Nile cooperation akin to teamwork in sports

For any football team, you have the goalkeeper, defenders, midfielders, strikers and the coach. These entities blend together so as to secure victory for their team.

Wednesday, June 29, 2016
John Rao Nyaoro (PhD)

For any football team, you have the goalkeeper, defenders, midfielders, strikers and the coach.
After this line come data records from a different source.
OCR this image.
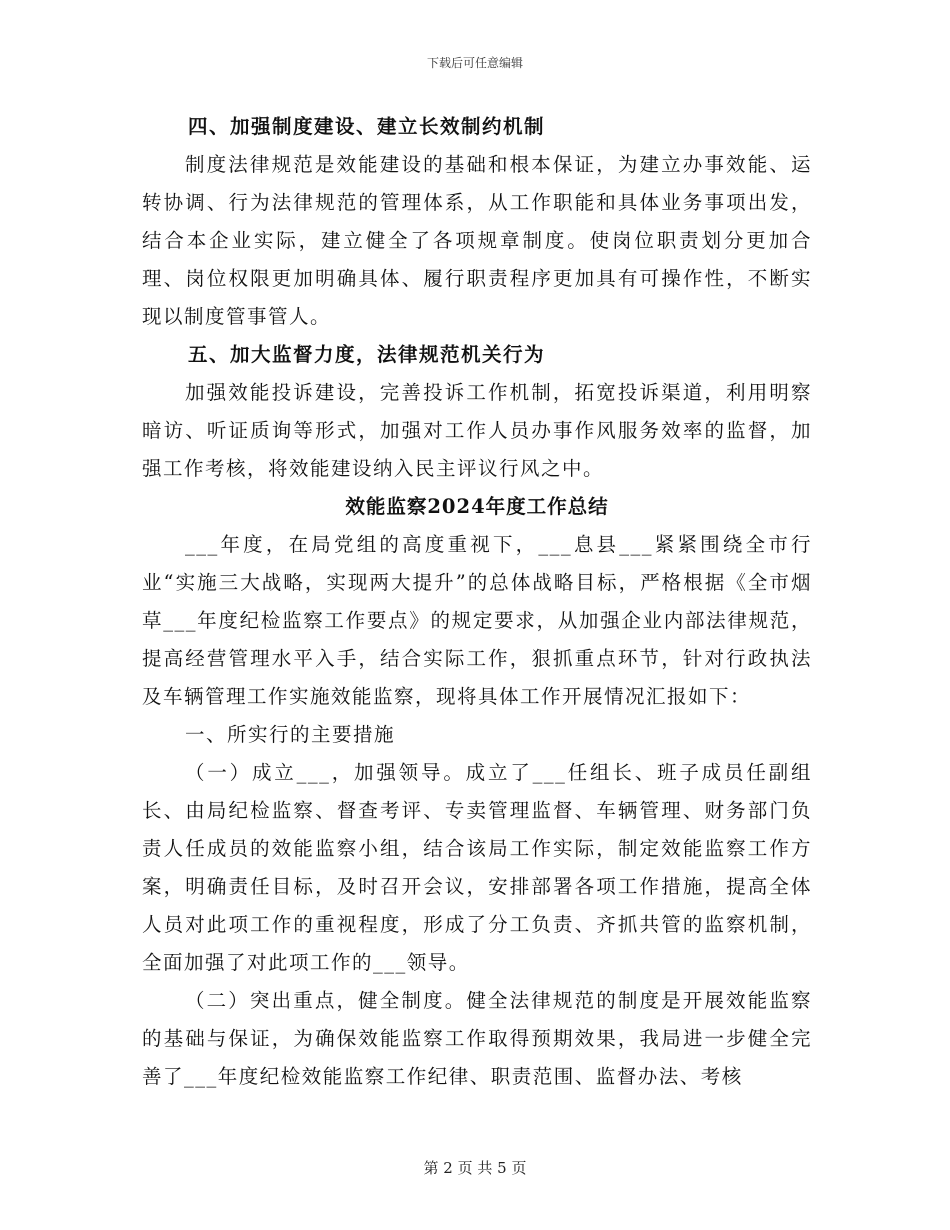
下载后可任意编辑

四、加强制度建设、建立长效制约机制

制度法律规范是效能建设的基础和根本保证，为建立办事效能、运转协调、行为法律规范的管理体系，从工作职能和具体业务事项出发，结合本企业实际，建立健全了各项规章制度。使岗位职责划分更加合理、岗位权限更加明确具体、履行职责程序更加具有可操作性，不断实现以制度管事管人。

五、加大监督力度，法律规范机关行为

加强效能投诉建设，完善投诉工作机制，拓宽投诉渠道，利用明察暗访、听证质询等形式，加强对工作人员办事作风服务效率的监督，加强工作考核，将效能建设纳入民主评议行风之中。

效能监察2024年度工作总结

___年度，在局党组的高度重视下，___息县___紧紧围绕全市行业“实施三大战略，实现两大提升”的总体战略目标，严格根据《全市烟草___年度纪检监察工作要点》的规定要求，从加强企业内部法律规范，提高经营管理水平入手，结合实际工作，狠抓重点环节，针对行政执法及车辆管理工作实施效能监察，现将具体工作开展情况汇报如下：

一、所实行的主要措施

（一）成立___，加强领导。成立了___任组长、班子成员任副组长、由局纪检监察、督查考评、专卖管理监督、车辆管理、财务部门负责人任成员的效能监察小组，结合该局工作实际，制定效能监察工作方案，明确责任目标，及时召开会议，安排部署各项工作措施，提高全体人员对此项工作的重视程度，形成了分工负责、齐抓共管的监察机制，全面加强了对此项工作的___领导。

（二）突出重点，健全制度。健全法律规范的制度是开展效能监察的基础与保证，为确保效能监察工作取得预期效果，我局进一步健全完善了___年度纪检效能监察工作纪律、职责范围、监督办法、考核

第 2 页 共 5 页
These entities blend together so as to secure victory for their team.

Separately, they would achieve nothing, for it is through team work (cooperation) that the eleven players can face their opponents (challenges) and win.

The players are organised into two teams; on the one hand is the Nile Basin States, namely, Burundi, DR Congo, Egypt, Eritrea, Ethiopia, Kenya, Rwanda, South Sudan, Sudan, Tanzania and Uganda; and on the other, all the drivers including poverty, population growth, environmental degradation, climate change and natural variability, among others.
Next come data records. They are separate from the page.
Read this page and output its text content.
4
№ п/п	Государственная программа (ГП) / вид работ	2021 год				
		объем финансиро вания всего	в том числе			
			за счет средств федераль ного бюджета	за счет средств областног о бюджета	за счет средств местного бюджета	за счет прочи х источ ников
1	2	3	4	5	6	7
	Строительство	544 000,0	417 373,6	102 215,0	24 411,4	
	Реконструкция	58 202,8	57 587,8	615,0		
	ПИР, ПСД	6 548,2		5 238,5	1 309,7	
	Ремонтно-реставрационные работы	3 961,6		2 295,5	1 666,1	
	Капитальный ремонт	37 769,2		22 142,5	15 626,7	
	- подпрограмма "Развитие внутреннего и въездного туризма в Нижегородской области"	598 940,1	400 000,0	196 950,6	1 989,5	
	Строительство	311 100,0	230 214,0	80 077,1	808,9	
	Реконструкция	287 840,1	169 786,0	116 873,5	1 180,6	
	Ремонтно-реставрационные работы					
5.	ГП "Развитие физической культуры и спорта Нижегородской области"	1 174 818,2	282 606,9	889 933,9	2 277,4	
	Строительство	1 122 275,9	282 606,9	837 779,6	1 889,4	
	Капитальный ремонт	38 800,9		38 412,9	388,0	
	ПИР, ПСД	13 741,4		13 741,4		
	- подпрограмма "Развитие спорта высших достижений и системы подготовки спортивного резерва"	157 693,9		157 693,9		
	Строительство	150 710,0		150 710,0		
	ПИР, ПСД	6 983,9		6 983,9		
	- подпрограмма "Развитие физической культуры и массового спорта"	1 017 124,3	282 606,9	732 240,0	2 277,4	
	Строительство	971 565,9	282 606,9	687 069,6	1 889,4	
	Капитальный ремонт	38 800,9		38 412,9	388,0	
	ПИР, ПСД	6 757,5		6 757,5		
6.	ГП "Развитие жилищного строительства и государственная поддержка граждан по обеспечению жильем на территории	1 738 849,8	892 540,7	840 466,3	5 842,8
Each team is chasing a piece of skin (the scarce Nile River water resources for their livelihood) to drive into the opponent’s net and win the game.

On that basis, a lone Nile Basin player cannot assume all the positions and win the game. It takes each player to focus on their key role in the grand scheme of things – the team and the game – for them to achieve their common goal.

Ten of these countries have agreed to work together under a unique cooperation programme coordinated by the Nile Basin Initiative (NBI) to achieve a common goal – improve the livelihoods of the more than 437 million Nile Basin citizens, in the wake of shared risks and challenges affecting their shared resource, the River Nile. Eritrea participates as an observer.

Just like in football, where players avoid errors such as scoring own goals or being caught offside, the NBI has created an atmosphere of trust through which Member States can work as a team, exchanging ideas and expressing occasional dissatisfaction while still respecting each ‘player’s’ importance to overall sustainability of the river.

Seventeen years since it was established, NBI has promoted cooperation by overcoming a legacy of distrust and challenges between countries in terms of politics, water demands and development status.

Where there was limited capacity in the water sector at national and regional level, NBI has sponsored hundreds of individuals to undergo both academic and hands-on training in water-related courses.

Today, water resources projects are considered for their basin-wide implications, and the potential for shared benefits from more equitable and reasonable sharing of the resource, is fully understood.

NBI has successfully created an enabling environment for sustainable and equitable development of the Nile Basin water resources. Trans-boundary cooperation has advanced regional integration through identifying and developing joint investments.

By working to improve food, energy and water security as well as trade and incomes, transformational change is being achieved.

These benefits are clearly visible in the region, including regional power interconnection and hydropower projects between Ethiopia and Kenya, and Tanzania, Rwanda, Burundi and Uganda.

Additional projects are proving to be transformative as well as improving the resilience of some of the poorest communities in the basin. Once fully implemented, these projects promise to benefit nearly 30 million people in the next 10 years.

At least 7 million people will have improved food security from the watershed and agriculture irrigation projects, over 3 million people will have better access to water for sanitation and some 22 million people are expected to become more energy secure through more reliable power supply and lower power-generation costs.

One project recently commissioned is the Ethiopia/Sudan interconnection hydropower project – this is already benefiting 1.4 million people in both countries.

The upcoming Annual Nile Council of Ministers (Nile-COM) meeting on July 14, 2016, in Entebbe, Uganda will see Water Affairs ministers from the region deliberate on how to expedite implementation of already prepared projects so as to contribute to improved livelihoods of the people.

The ministers will also discuss how to achieve basin-wide Nile Cooperation, given that the latter is not a choice but a necessity.

On that day, Tanzania’s Minister of Water and Irrigation, Eng. Gerson Lwenge, will pass the captain’s arm band to Uganda’s Minister of Water and Environment, Hon. Sam Cheptoris, as the team continues to play for victory.